Marketplace’s Nancy Marshall Genzer reports.
Nancy Marshall Genzer: The epic fight to overhaul the financial system took more than a year. And it’s not over. Congress is making federal regulators do the heavy lifting.
Michael Greenberger is a former financial regulator, who now teaches law at the University of Maryland. He says it’s one thing to do battle in Congress.
Michael Greenberger: It’s another thing to then turn to the battle in the subterranean processes of administrative agencies where you’re dealing with rulemaking, studies, reports.
In fact, the financial overhaul calls for 243 separate rule makings alone, according to the law firm Davis Polk. Congress left some of the toughest decisions to federal agencies. Consider the new Consumer Financial Protection Bureau — the legislation gives the new bureau the power to make rules and sue to enforce them, but it’s not clear when that power can be used.

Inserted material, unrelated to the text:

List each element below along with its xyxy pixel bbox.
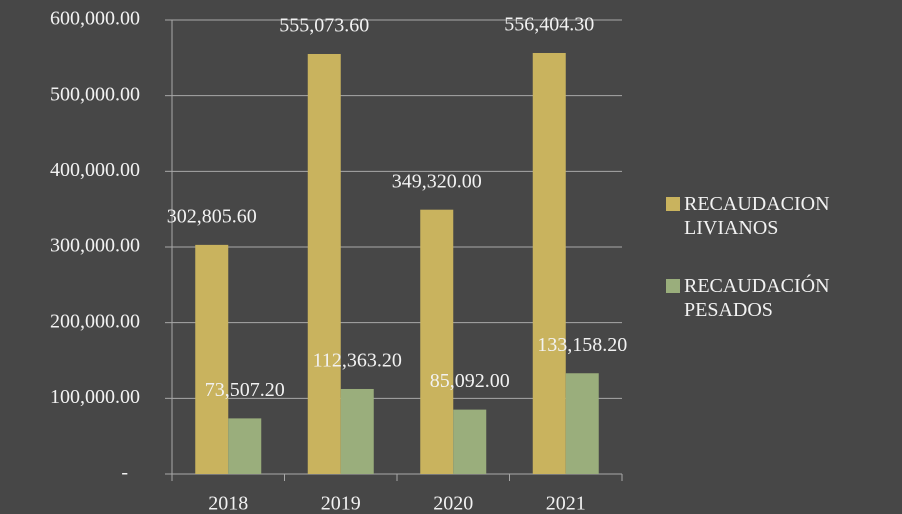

Reid Cramer is a policy analyst at the New America Foundation.
Reid Cramer: The bill creates these new tools, but we need to know that we’re beginning a major construction project here, and they’re going to have to be used effectively.
And then there’s the Financial Stability Oversight Council. Congress gave it the power to decide when a tottering financial institution is too big to fail. But the financial reform bill doesn’t spell out when a too-big-to-fail bank should be shut down.
Why give so much power to regulators? Ed Mierzwinski of the U.S. Public Interest Research Group says it’s simple.
Ed Mierzwinski: Regulators have expertise that Congress does not. Congress is just not good at little details.
But Mierzwinski says Congress will have to keep a tight rein on the regulators, to be sure they’re implementing the legislation as lawmakers intended.
In Washington, I’m Nancy Marshall Genzer for Marketplace.